Mrs. Ehrlich recounts that they spent the next few weeks in the ghetto.

“One morning, gendarmes appeared, shouted and chased us into the street, giving us hardly any time to take the most important items with us. In one apartment there were only women, and one of the girls put all the family’s things into a big backpack, also the kids’ things. She could barely fit through the gate, so one of the gendarmes hit her on the back; she fell onto the street and all of her things scattered. It was a terrible sight, and that was the last straw.

“Together with my sibling we started to shout: ‘Murderers, aren’t you afraid of retaliation?’

“Immediately a high-ranking gendarme appeared and screamed, ‘How dare you open your mouths?’

“They took us and my mother to the ghetto command, where they immediately hit us in the face with their fists and screamed, ‘Just wait, Csatáry will be here soon.’

“After a while he arrived wearing an elegant Hungarian officer’s uniform, pointed at us with his riding switch, and said, ‘Who are these?’

“‘They mouthed off, they said there will be retaliation,’ one of the henchmen said.

“After a long silence he asked Csatáry what should happen to us.

“‘Give them something to retaliate for,’ Csatáry said.

“‘How many strikes?’ the henchman asked.

“‘Don’t count,’ Csatáry replied.

“They hit us with whips, belts and sticks,” Mrs. Ehrlich continues in her letter, “so that even in Auschwitz … we were asked where we got these black and [blue marks.]”

She recounts that they were then searched, during which Csatáry’s men found the Aryan papers they had hidden in their shoes.

“Then they took us to a dark cellar where there were other people already bound hand and foot. They bound us hand and foot, too, together with my mother…  We were ‘sitting’ stooped in this way for hours; then the henchmen came in and untied the ropes, and we went up to the street with difficulty, where the [population of the] ghetto was already lined up.”

Csatary was sentenced to death in absentia in Czechoslovakia in 1948 for similar war crimes. Last month, a Budapest court suspended the case against him because of double jeopardy, as the charges filed by Hungarian prosecutors were similar to those in his 1948 conviction.
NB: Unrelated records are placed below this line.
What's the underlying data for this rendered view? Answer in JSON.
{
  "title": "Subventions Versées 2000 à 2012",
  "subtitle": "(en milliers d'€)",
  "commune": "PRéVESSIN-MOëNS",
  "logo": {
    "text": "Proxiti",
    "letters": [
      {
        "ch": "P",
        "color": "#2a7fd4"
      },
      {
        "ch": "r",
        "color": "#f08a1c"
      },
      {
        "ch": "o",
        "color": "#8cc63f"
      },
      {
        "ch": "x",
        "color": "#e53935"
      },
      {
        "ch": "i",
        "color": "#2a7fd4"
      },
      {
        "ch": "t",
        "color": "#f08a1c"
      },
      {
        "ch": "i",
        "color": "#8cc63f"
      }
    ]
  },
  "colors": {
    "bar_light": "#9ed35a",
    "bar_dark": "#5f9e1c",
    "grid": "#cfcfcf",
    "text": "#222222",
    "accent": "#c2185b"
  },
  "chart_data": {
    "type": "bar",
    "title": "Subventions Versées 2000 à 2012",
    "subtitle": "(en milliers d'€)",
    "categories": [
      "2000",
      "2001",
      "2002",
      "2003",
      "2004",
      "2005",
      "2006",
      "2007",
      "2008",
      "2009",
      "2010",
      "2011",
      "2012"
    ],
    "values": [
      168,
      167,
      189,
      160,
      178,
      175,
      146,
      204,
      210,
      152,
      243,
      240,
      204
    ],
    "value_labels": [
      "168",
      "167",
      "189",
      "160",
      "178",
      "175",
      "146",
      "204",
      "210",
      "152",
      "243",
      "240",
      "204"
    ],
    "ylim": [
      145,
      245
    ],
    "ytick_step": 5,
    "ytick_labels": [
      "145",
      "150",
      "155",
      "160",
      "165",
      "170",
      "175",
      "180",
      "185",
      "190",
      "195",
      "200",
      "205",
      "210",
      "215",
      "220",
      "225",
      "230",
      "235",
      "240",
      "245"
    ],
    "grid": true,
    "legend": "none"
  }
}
Hungarian prosecutors appealed the decision and a ruling was pending.

Slovakia recently changed the 1948 conviction to life in prison — the death sentence is banned in the European Union — and was considering an extradition request for Csatary.

Csatary’s case and his whereabouts were revealed in 2012 by the Simon Wiesenthal Center.

In 1949, Csatary arrived in the Canadian province of Nova Scotia, became a Canadian citizen in 1955, and worked as an art dealer in Montreal. He left Canada in 1997, after it was discovered that he had lied about his Nazi-era past to obtain citizenship, and authorities were close to deciding his fate in a deportation hearing.

Efraim Zuroff, director of the Simon Wiesenthal Center’s Jerusalem office, said it is “deeply disappointed” in Csatary’s death ahead of his possible trial in Hungary, and said the case cast doubts on Hungary’s commitment to punishing war criminals.